The Letters of John Sutherland, 1942-1956
Description
Contains Index
$25.00
ISBN 1-55022-170-1
DDC C816'.54
Publisher
Year
Contributor
Norman Ravvin’s novel, Café des Westens, won the Alberta Culture New
Fiction Award.
Review
Anyone who has been involved in literary reviewing, editing, or
publishing will find this book a compelling read. Sutherland’s
Montreal-based journal, Northern Review, provided a unique venue for
contemporary Canadian fiction, poetry, and criticism through the 1940s
and 1950s. His letters document his consistent efforts to expand the
Review and its readership, as well as to raise the profile of Canadian
literature in an era when one could write, “Whatever else is raising
its head in Canada, there are no signs of literary critics.”
The editing is unobtrusive. Whiteman’s annotations are helpful and to
the point; he has decided to include every letter he could locate,
“however apparently inconsequential.” This method gives the
collection a certain repetitiousness, but we gain a clear sense of the
texture of a life’s work committed to publishing Canadian writing.
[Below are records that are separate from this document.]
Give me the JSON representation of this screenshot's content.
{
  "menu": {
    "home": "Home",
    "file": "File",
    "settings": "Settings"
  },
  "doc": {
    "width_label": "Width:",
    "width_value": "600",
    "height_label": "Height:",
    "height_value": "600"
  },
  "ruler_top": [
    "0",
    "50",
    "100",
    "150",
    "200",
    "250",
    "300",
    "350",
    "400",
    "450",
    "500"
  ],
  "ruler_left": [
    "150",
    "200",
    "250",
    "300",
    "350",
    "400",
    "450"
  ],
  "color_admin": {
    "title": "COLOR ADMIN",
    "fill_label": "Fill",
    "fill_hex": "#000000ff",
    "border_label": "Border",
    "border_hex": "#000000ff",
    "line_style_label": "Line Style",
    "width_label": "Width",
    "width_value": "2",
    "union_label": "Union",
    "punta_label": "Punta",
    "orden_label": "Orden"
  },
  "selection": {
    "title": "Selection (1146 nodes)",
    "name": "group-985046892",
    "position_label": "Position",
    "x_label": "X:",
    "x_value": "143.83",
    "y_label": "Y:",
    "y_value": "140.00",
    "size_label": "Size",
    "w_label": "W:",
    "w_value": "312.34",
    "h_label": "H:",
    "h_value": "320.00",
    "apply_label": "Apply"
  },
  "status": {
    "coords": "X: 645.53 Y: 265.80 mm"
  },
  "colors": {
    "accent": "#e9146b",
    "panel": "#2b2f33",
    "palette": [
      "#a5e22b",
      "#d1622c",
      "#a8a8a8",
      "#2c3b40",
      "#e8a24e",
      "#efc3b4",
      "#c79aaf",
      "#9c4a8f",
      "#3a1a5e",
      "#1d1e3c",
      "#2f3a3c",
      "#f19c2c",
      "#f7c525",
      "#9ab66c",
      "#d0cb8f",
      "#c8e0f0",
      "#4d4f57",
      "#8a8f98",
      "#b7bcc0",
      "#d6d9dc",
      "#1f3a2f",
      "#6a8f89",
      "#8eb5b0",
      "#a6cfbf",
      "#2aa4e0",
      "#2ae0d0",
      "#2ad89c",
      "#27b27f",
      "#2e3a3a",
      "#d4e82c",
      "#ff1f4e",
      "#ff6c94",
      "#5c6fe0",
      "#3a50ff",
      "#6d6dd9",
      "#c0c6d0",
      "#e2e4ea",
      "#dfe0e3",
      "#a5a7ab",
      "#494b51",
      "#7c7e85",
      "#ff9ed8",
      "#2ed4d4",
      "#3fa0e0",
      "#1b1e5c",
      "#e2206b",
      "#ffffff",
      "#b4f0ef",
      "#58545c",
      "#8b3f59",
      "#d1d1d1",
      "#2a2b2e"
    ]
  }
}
Sutherland’s personal interest in the work of E.J. Pratt leads him to
discuss the poet with numerous correspondents, and the cumulative effect
of these discussions is a fascinating account of Pratt’s work in the
context of the postwar years. There are also early inklings in the
letters of a tradition that has come to be known as post-colonial
literature, as Sutherland recognizes similarities between the Canadian
literary scene and that developing in Australia and New Zealand.
Ironically, as an antidote to the sense that we live in an age when the
arts are underfunded and unappreciated, Sutherland’s struggles make
our own literary scene seem blessedly rich.